Over the next 55 years, Rothbard experimented with different techniques and forms of woodworking, met his wife Joanna, and with her help, exhibited his work at fairs across the country and opened An American Craftsman. He still creates wonders out of wood in a workshop adjoined to his home in Sugar Loaf, New York.

Rothbard looks back on the craft fairs wistfully. In a world where shopping takes place online, people stride to destinations rather than stroll along shop-lined sidewalks, and chain department stores dominate the landscape of household items with dull, utilitarian appeal, he hopes that his store can avoid their fate. “There are almost no more unique mom-and-pop gift stores in the city anymore,” Rothbard said. “Retailers who rely on the public to look in their windows and get excited and come into the store are all having a tough time.”

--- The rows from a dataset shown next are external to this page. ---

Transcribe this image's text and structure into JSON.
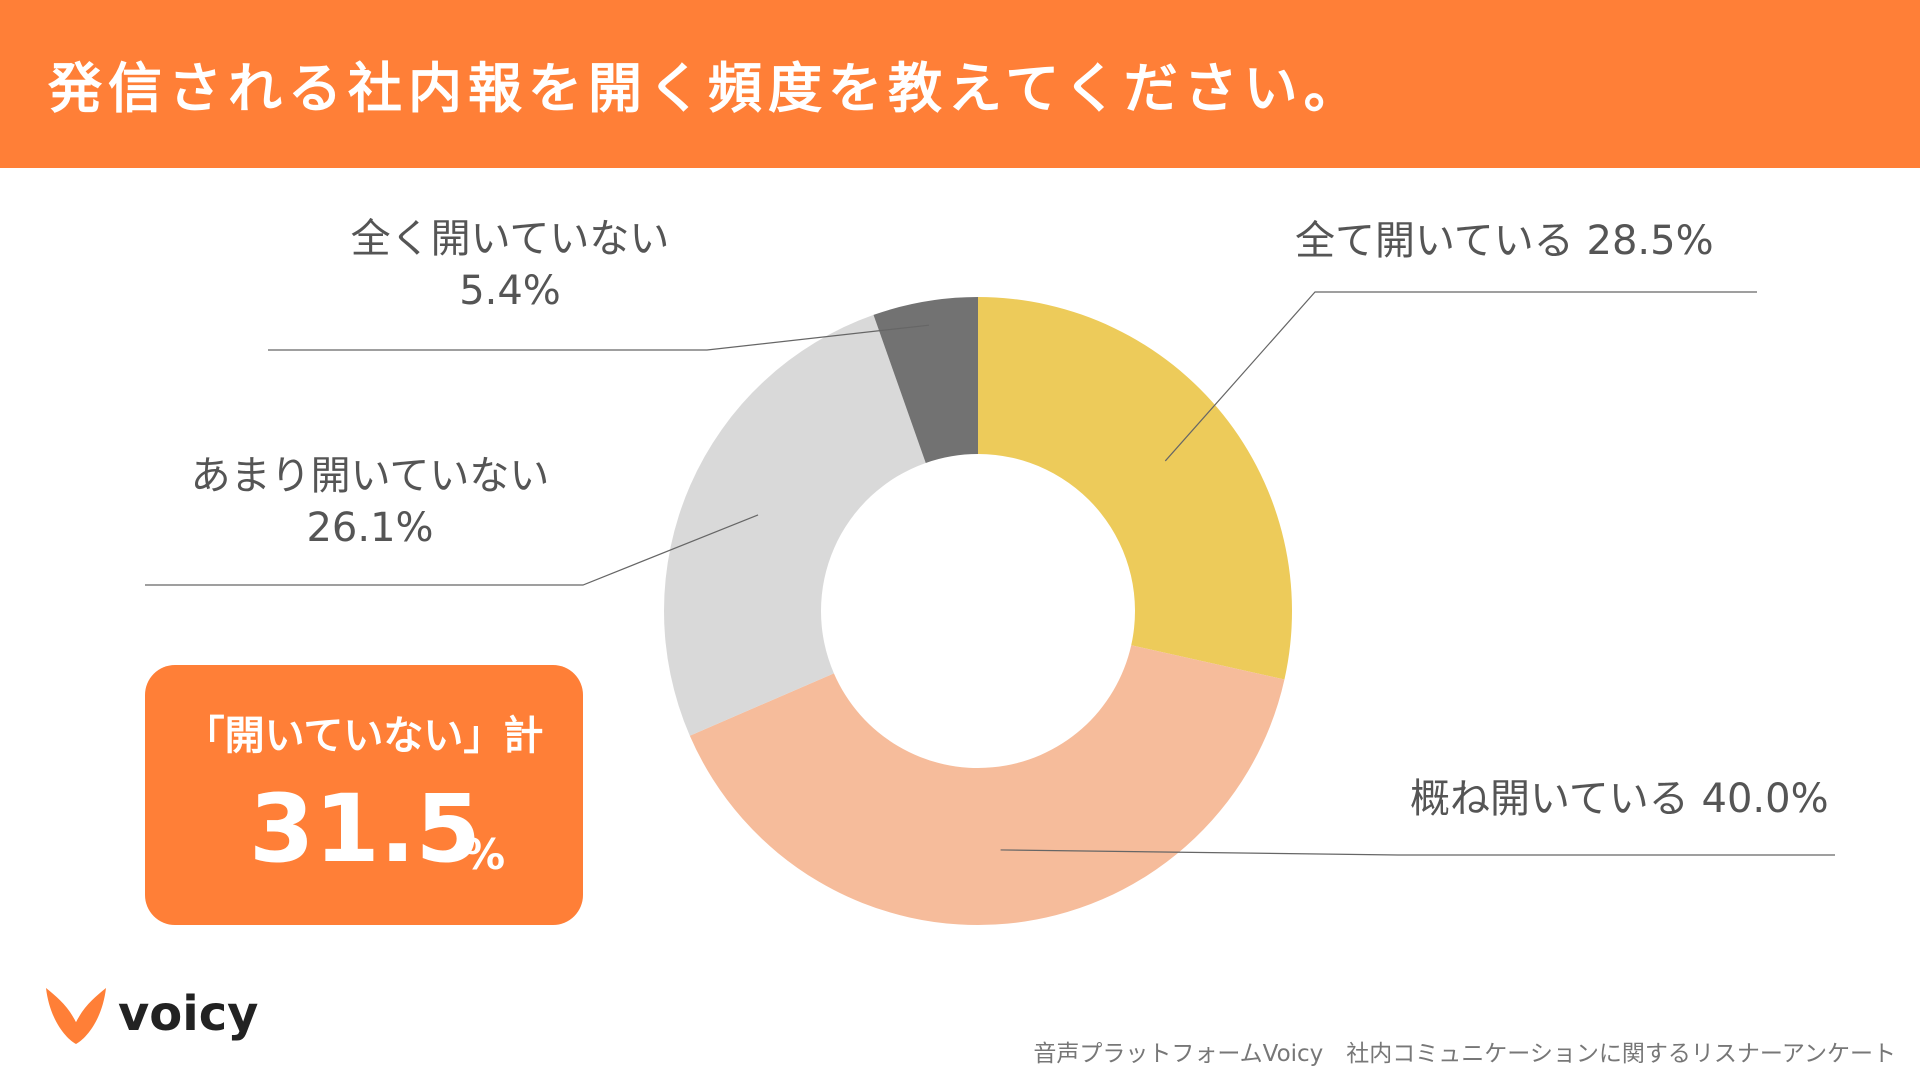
{
  "header": {
    "title": "発信される社内報を開く頻度を教えてください。"
  },
  "chart_data": {
    "type": "pie",
    "variant": "donut",
    "title": "発信される社内報を開く頻度を教えてください。",
    "slices": [
      {
        "label": "全て開いている",
        "value": 28.5,
        "value_label": "28.5%",
        "color": "#edcb5a"
      },
      {
        "label": "概ね開いている",
        "value": 40.0,
        "value_label": "40.0%",
        "color": "#f6bc9b"
      },
      {
        "label": "あまり開いていない",
        "value": 26.1,
        "value_label": "26.1%",
        "color": "#d9d9d9"
      },
      {
        "label": "全く開いていない",
        "value": 5.4,
        "value_label": "5.4%",
        "color": "#727272"
      }
    ],
    "summary": {
      "label": "「開いていない」計",
      "value": "31.5",
      "unit": "%"
    }
  },
  "labels": {
    "all_open": "全て開いている 28.5%",
    "mostly_open": "概ね開いている 40.0%",
    "rarely_open_name": "あまり開いていない",
    "rarely_open_value": "26.1%",
    "never_open_name": "全く開いていない",
    "never_open_value": "5.4%"
  },
  "logo": {
    "text": "voicy",
    "icon": "voicy-logo-icon",
    "color": "#ff7f37"
  },
  "footer": {
    "source": "音声プラットフォームVoicy　社内コミュニケーションに関するリスナーアンケート"
  }
}
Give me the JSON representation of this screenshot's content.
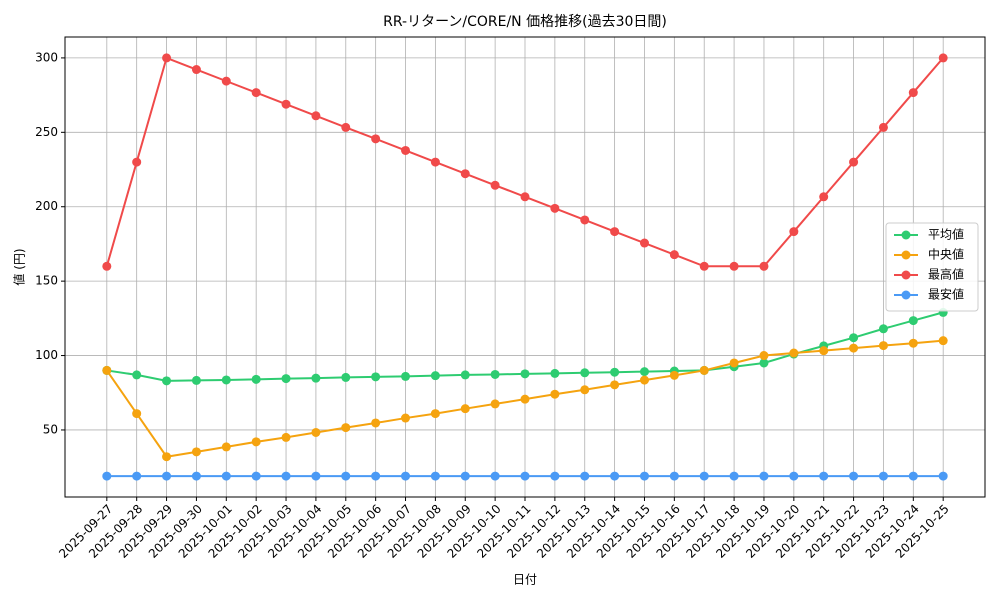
{
  "chart_data": {
    "type": "line",
    "title": "RR-リターン/CORE/N 価格推移(過去30日間)",
    "x_label": "日付",
    "y_label": "値 (円)",
    "categories": [
      "2025-09-27",
      "2025-09-28",
      "2025-09-29",
      "2025-09-30",
      "2025-10-01",
      "2025-10-02",
      "2025-10-03",
      "2025-10-04",
      "2025-10-05",
      "2025-10-06",
      "2025-10-07",
      "2025-10-08",
      "2025-10-09",
      "2025-10-10",
      "2025-10-11",
      "2025-10-12",
      "2025-10-13",
      "2025-10-14",
      "2025-10-15",
      "2025-10-16",
      "2025-10-17",
      "2025-10-18",
      "2025-10-19",
      "2025-10-20",
      "2025-10-21",
      "2025-10-22",
      "2025-10-23",
      "2025-10-24",
      "2025-10-25"
    ],
    "series": [
      {
        "name": "平均値",
        "color": "#2ecc71",
        "values": [
          90,
          87,
          83,
          83.3,
          83.6,
          84,
          84.5,
          84.8,
          85.3,
          85.7,
          86,
          86.5,
          87,
          87.3,
          87.7,
          88,
          88.4,
          88.8,
          89.2,
          89.6,
          90,
          92.5,
          95,
          101,
          106.5,
          112,
          118,
          123.5,
          129
        ]
      },
      {
        "name": "中央値",
        "color": "#f5a30f",
        "values": [
          90,
          61,
          32,
          35.3,
          38.6,
          42,
          45,
          48.3,
          51.6,
          54.7,
          58,
          61,
          64.3,
          67.5,
          70.7,
          74,
          77,
          80.3,
          83.5,
          86.7,
          90,
          95,
          100,
          101.7,
          103.3,
          105,
          106.7,
          108.3,
          110
        ]
      },
      {
        "name": "最高値",
        "color": "#f04a4a",
        "values": [
          160,
          230,
          300,
          292.2,
          284.4,
          276.7,
          268.9,
          261.1,
          253.3,
          245.6,
          237.8,
          230,
          222.2,
          214.4,
          206.7,
          198.9,
          191.1,
          183.3,
          175.6,
          167.8,
          160,
          160,
          160,
          183.3,
          206.7,
          230,
          253.3,
          276.7,
          300
        ]
      },
      {
        "name": "最安値",
        "color": "#4a9af5",
        "values": [
          19,
          19,
          19,
          19,
          19,
          19,
          19,
          19,
          19,
          19,
          19,
          19,
          19,
          19,
          19,
          19,
          19,
          19,
          19,
          19,
          19,
          19,
          19,
          19,
          19,
          19,
          19,
          19,
          19
        ]
      }
    ],
    "ylim": [
      4.95,
      314.05
    ],
    "yticks": [
      50,
      100,
      150,
      200,
      250,
      300
    ],
    "grid": true,
    "legend": "right"
  }
}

To attract more customers, Rothbard places some of his more intriguing items–including the embroidered birds–outside next to the entrance, which is bolder than simply leaving them on the store windows. The effort to remind people that handmade crafts still exist and that they might like some in their home seems to work. A few people come in, and Rothbard gives me a knowing glance from the side of his eye. One of them picks a bright blue bird with outstretched wings, even though it is not yet autumn.